Jacques Lacan observó que el denominado “masoquismo femenino” es tan sólo un fantasma masculino. La actividad-pasividad de ninguna manera agota la oposición masculino-femenino. Al respecto, la filósofa Susan Buck Morss (en Walter Benjamin, escritor revolucionario) invita a escuchar el testimonio de Amélie Hélie, célebre prostituta francesa de principios del siglo XX: en 1913, Amélie contaba que los empresarios y los políticos, después de ejercer su poder durante el día, “van a visitarnos. Y, cuando nos han desnudado hasta nuestras enaguas, dejan de farfullar, sus ilusiones de grandeza colapsan y su arrogancia desaparece. Empiezan a tartamudear como pequeños que quieren centavos para dulces”.

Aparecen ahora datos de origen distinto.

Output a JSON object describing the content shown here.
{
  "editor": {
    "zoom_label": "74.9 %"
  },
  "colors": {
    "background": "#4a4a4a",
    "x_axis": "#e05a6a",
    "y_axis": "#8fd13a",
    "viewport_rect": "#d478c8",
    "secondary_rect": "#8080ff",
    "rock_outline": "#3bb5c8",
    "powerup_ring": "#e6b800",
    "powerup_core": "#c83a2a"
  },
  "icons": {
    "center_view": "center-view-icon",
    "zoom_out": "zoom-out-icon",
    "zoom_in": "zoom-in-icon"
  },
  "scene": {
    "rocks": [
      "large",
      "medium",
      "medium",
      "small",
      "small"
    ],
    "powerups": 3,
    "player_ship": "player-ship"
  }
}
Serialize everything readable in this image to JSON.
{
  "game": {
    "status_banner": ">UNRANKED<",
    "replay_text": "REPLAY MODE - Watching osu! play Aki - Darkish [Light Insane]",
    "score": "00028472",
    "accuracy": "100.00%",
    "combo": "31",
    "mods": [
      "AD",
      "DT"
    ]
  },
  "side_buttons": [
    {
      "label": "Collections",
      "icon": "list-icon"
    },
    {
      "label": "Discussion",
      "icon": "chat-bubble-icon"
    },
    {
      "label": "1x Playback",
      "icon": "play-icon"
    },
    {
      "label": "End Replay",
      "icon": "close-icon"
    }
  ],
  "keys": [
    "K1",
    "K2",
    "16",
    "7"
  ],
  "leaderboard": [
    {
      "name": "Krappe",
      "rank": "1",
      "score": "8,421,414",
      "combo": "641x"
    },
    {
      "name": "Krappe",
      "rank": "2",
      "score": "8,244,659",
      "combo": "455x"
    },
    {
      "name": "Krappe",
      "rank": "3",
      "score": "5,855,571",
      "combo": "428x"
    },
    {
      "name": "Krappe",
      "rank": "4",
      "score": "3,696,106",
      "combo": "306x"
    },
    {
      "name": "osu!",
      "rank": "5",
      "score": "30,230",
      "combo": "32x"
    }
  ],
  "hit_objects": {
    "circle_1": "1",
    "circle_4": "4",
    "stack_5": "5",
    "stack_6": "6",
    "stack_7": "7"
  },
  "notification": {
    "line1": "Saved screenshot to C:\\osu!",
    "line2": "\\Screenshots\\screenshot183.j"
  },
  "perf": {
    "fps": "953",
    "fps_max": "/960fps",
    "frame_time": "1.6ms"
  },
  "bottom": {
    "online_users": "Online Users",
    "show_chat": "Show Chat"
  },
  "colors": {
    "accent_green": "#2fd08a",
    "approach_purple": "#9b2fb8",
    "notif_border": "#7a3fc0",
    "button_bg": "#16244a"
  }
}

Investiguemos a este ser pequeño que sólo balbucea su deseo en el lupanar. Sigmund Freud, en “Pegan a un niño”, explicita la oscura tendencia por la cual un sujeto se somete al Otro: el masoquismo. El sorprendente sentimiento de culpa y vergüenza que suele torturar a las víctimas de abusos prueba la riqueza clínica de la tesis. Suficiente para colegir que la dimensión de objeto es parte ineludible de la singular satisfacción que divide a los seres humanos, aun los más poderosos.

* Psicoanalista. Autor de La hospitalidad del síntoma (ed. Letra Viva).